The death benefit guarantee amount* will be the greater of 100% of the market value on date of death; or
100% of the deposit value for deposits made before age 80 plus 80% of the deposit value for deposits made after age 80; or
100% of the last 10-year maturity rollover or optional annual reset amount for deposits made before age 80 (80% for deposits made after age 80).
Overview of optional resets
Optional resets. These are available once per calendar year with RBC Insurance Guaranteed Investment Funds Series 2 only. (only until the contractholder** attains age 90).
Note: Automatic resets occur at the 10-year deposit maturity date (including a top-up payment, if required) to renew the maturity guarantee and the death benefit guarantees.
*The maturity and death benefit guarantee amounts will be reduced proportionately for all withdrawals and fees.
**Contractholder refers to the owner of the contract and may be different from the annuitant for non-registered contracts. Annuitant refers to the person on whose life the guarantees and annuity payments are based.

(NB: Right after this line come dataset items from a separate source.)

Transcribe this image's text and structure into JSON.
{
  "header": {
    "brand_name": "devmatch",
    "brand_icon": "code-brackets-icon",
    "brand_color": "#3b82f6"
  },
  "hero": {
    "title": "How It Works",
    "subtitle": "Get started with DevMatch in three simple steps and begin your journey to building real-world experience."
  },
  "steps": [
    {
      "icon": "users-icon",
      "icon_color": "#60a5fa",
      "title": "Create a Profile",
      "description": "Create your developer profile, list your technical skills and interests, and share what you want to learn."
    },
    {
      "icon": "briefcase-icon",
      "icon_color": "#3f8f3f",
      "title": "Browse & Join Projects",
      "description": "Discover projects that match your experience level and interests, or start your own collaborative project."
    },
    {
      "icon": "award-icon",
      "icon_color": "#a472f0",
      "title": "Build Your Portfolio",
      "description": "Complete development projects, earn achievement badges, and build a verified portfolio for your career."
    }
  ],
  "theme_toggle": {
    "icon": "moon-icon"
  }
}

Any amount that is allocated to a segregated fund is invested at the risk of the contractholder and may increase or decrease in value. RBC Insurance Guaranteed Investment Funds are segregated funds and are referred to as individual variable annuity contracts. RBC Life Insurance Company is the sole issuer and guarantor of the guarantee provisions contained in these contracts. The underlying mutual funds available in these contracts are managed by RBC Asset Management Inc. and the portfolios are managed by RBC Life Insurance Company. When clients deposit money in an RBC Insurance Guaranteed Investment Funds contract, they are not buying units of the RBC Asset Management Inc. mutual fund or the underlying investments in the portfolio and therefore do not possess any of the rights and privileges of the unitholders of such funds.